Simple, straight into the action
There's no big bad to fight, no seven magical keys to retrieve from the depths of caverns on opposite ends of the globe, no big questions to solve. Just grab a firearm, first aid kit and run in shooting. There is an overarching story connecting all of the campaigns, but it's never more complex than starting the survivors on the next leg of their never ending journey.
Steam community features
Since this is one of Valve's major titles, it's not surprising that it has plenty of achievements for you to earn and show off. Many of them are specific to the multiplayer modes, so gather some friends together if you want to try your luck. Other Steam features, such as Steam trading cards and Steam workshop support, require the sequel.
Bite size gaming
Most of the campaigns can be played through in a little under an hour. In each case, you can also start a campaign at any of its chapters, so you can stop anytime and start again later. Note that this won't save your items, equipment or current stats, but for the most part, it's not a problem as the safe houses you start at are usually well stocked for their place in the story.
Works are nearly any computer
One of Valve's strong points is the way their software handles on weaker systems. Left 4 Dead can run well on just about anything, so it's a good game for people stuck with hand-me-down or otherwise outdated computers.
Dwarfed by the sequel
Left 4 Dead 2 has basically left the first game in the dust. Since it has more zombie types, additional features and workshop support, players have largely migrated over there. Left 4 Dead is still a fun single player game, but chances are, you'll probably like the sequel better.

Concerns and Issues

Considering the survivors are fighting for their lives against hundreds of mindless homicidal zombies, it's not terribly surprising that they swear from time to time. Many of the areas are also covered in graffiti, and you can often find swear words among other comments.

Just to be clear: God's name is used like every other swear word.
Mild body horror
The regular zombies look like regular people with gray skin and animalistic eyes, but the Special Infected have mutated further. For example, the Tank's head is practically absorbed into his chest muscles, while the Smoker's tongue dangles to his knees and the Boomer is a pustule covered blob of a man. None of these are terribly horrific though; they manage to look more like caricatures than undead monsters.
Some blood and a little gore
Considering all of the zombie killing you do, it can be surprising how little gore there is. Most of the gore you'll encounter is part of the scenery and the players can't interact with it. Some examples include the cow carcasses seen in the ruined farm and the remains of a zombie that had an encounter with a lawnmower. Otherwise, it takes a high caliber weapon to dismember a zombie.

As for blood, some gets sprayed whenever you shoot a zombie, and it can stain nearby walls and floors.
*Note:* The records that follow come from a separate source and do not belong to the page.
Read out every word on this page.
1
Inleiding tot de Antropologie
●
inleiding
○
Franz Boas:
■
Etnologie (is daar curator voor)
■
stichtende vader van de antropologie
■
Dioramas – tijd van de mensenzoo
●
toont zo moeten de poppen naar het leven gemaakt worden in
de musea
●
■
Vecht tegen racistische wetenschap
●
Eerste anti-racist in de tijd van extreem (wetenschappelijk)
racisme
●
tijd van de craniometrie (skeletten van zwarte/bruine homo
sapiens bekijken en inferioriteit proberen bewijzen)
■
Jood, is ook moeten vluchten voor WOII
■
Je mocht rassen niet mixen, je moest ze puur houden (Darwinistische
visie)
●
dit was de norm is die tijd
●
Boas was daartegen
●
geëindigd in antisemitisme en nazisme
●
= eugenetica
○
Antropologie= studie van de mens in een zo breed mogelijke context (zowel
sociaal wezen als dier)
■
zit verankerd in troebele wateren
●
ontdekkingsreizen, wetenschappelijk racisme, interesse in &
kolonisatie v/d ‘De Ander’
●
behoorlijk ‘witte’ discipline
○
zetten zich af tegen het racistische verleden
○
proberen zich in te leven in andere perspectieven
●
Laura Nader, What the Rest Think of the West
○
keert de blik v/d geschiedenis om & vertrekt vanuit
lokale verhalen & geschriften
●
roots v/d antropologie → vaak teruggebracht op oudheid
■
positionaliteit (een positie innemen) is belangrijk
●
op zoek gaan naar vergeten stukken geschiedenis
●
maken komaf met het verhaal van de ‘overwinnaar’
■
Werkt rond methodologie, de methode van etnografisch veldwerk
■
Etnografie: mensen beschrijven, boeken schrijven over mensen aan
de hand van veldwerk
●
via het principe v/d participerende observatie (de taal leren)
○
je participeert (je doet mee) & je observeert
The result of this is that areas around a big fight can become bloodstained easily even though the zombie remains disappear after a few moments.
Heroic Sacrifice
At the end of the last campaign, the survivors escape the horde by using a construction elevator to lift them to safety. The portable generator that powers the lift isn't reliable, and cuts out before they are safely out of reach. In order for them to get away, one of the survivors needs to go down and keep the generator running while the other three provide cover fire. This is a one-way trip; with no way to get back on the lift, the survivor that runs the generator is trapped with the zombies and doomed to die. John 15:13, folks.